Michelle L. Lange, OTR/L, ABDA, ATP/SMS
Our most-read blog is one that defines Dynamic Seating. That initial blog was posted about 4 years ago, so I wanted to revisit this foundational topic.
Definitions and terminology may not seem very exciting but are very important. It is critical that we each know exactly what assistive technology or intervention is being recommended or used. The initial definition of 4 years ago was based primarily on my understanding of this technology with input from colleagues who also work with this intervention. Since that time, an international workgroup has been formed, the International Dynamic Seating Workgroup (IDSW). This group has met several times and agreed upon a formal definition of Dynamic Seating:
“Dynamic Seating is movement which occurs within the seating system and/or wheelchair frame in response to intentional or unintentional force generated by the client. Dynamic components absorb force. When client force ceases, the stored energy is returned through the dynamic component, which in turn assists the client back to a starting position.”

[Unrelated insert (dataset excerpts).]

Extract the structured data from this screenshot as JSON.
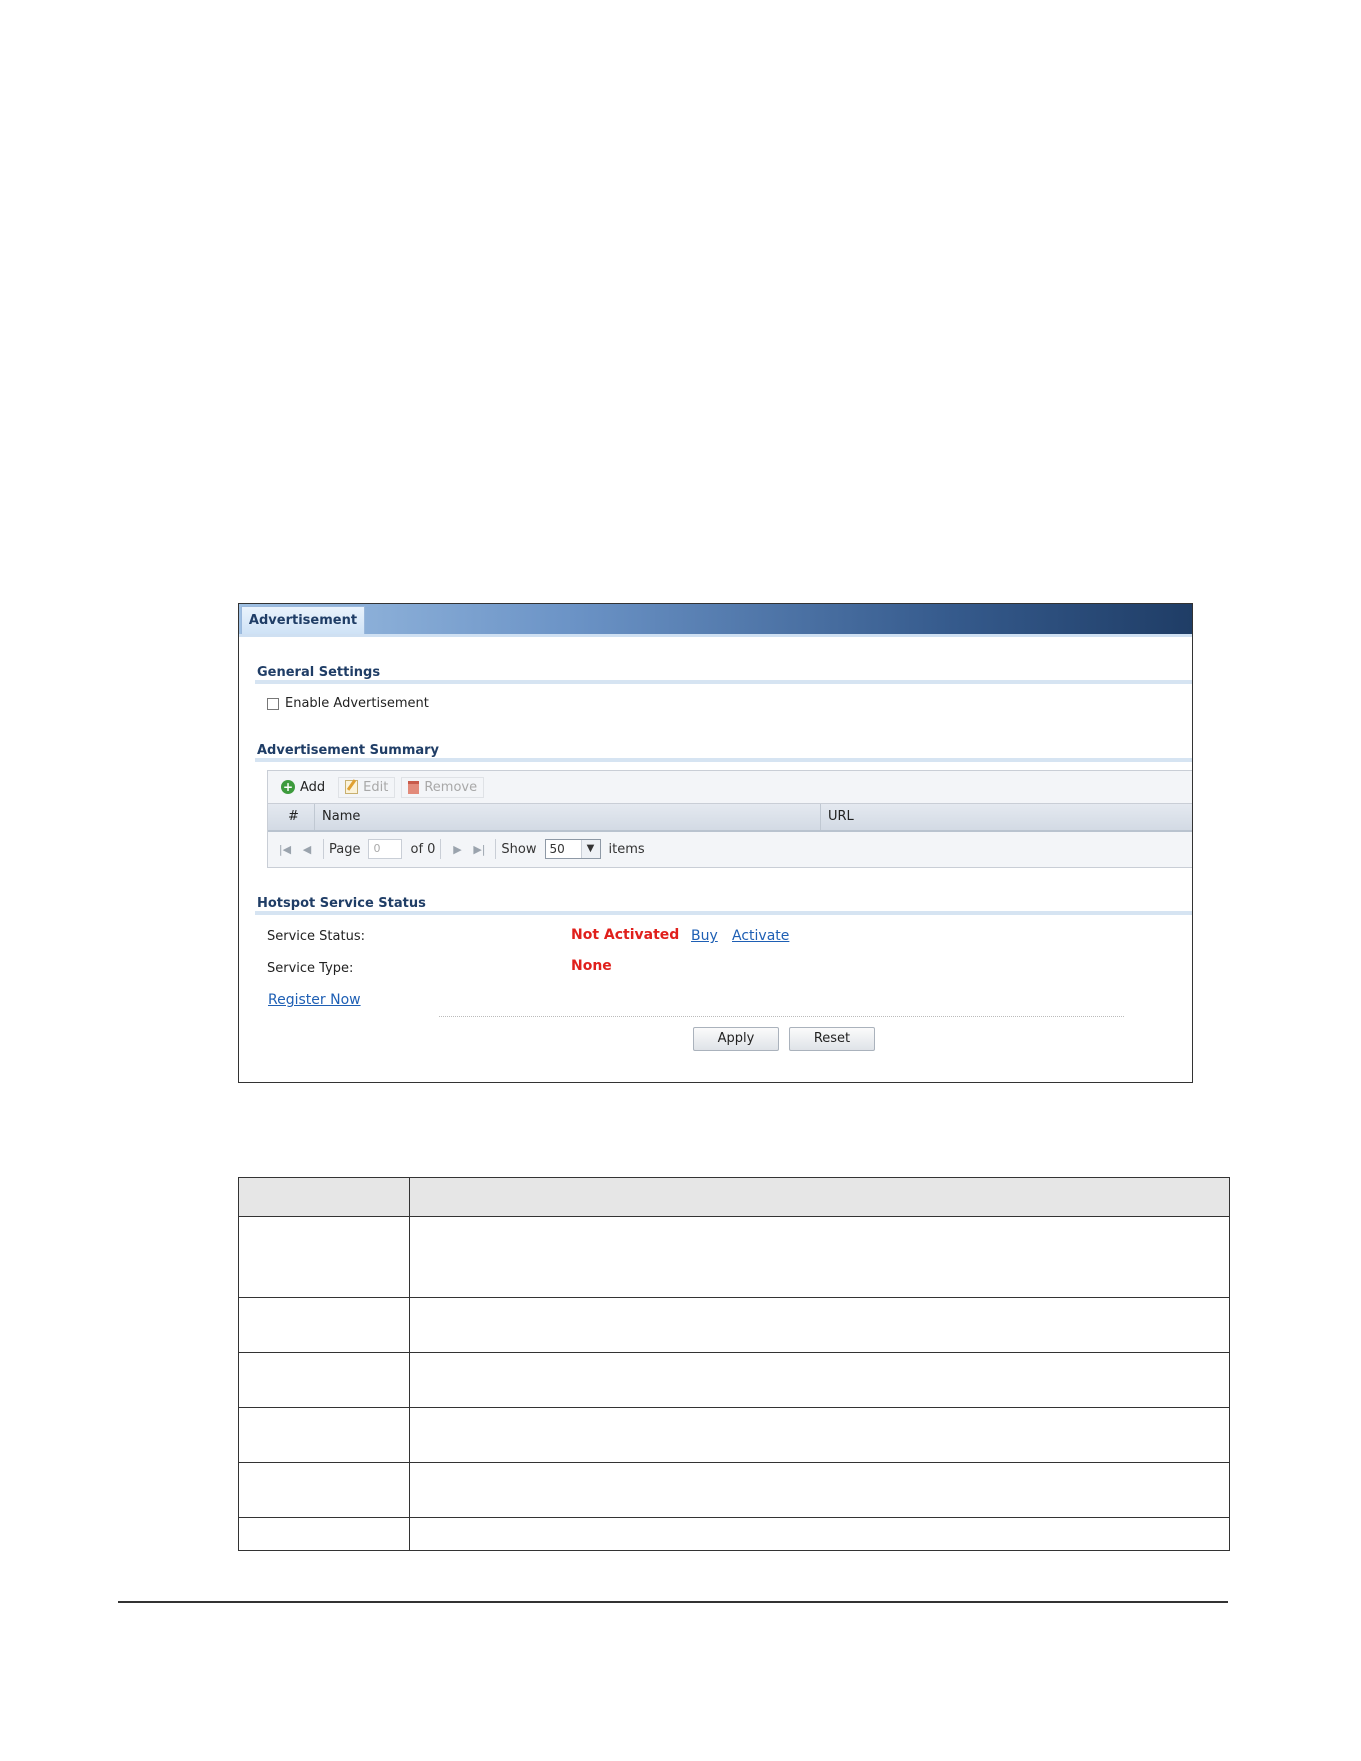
{
  "screenshot": {
    "tab": "Advertisement",
    "general_settings": {
      "title": "General Settings",
      "enable_label": "Enable Advertisement"
    },
    "summary": {
      "title": "Advertisement Summary",
      "toolbar": {
        "add": "Add",
        "edit": "Edit",
        "remove": "Remove"
      },
      "columns": {
        "num": "#",
        "name": "Name",
        "url": "URL"
      },
      "pager": {
        "page_label": "Page",
        "page_value": "0",
        "of_label": "of 0",
        "show_label": "Show",
        "show_value": "50",
        "items_label": "items"
      }
    },
    "hotspot": {
      "title": "Hotspot Service Status",
      "service_status_label": "Service Status:",
      "service_status_value": "Not Activated",
      "buy": "Buy",
      "activate": "Activate",
      "service_type_label": "Service Type:",
      "service_type_value": "None",
      "register": "Register Now"
    },
    "buttons": {
      "apply": "Apply",
      "reset": "Reset"
    }
  },
  "colors": {
    "status_red": "#e0201c",
    "link_blue": "#1e5fb4",
    "heading_navy": "#1f3d66"
  }
}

A subcommittee of the IDSW has completed a RESNA Position Paper on the Application of Dynamic Seating. This paper not only defines Dynamic Seating but provides clinical guidelines and an extensive literature review. Some literature uses the term Dynamic Seating to refer to other types of intervention. Again, it is critical to be clear.
So, what’s the bottom line? Most wheelchairs and seating systems are static. If the client moves, they will move separate of the seating and wheelchair frame. Dynamic Seating moves with the client, providing support during movement to maintain the client’s position and provide stability for function. Dynamic seating diffuses force and allows movement for vestibular input.
As one clinician put it, “Why wouldn’t we allow clients to move?” I agree!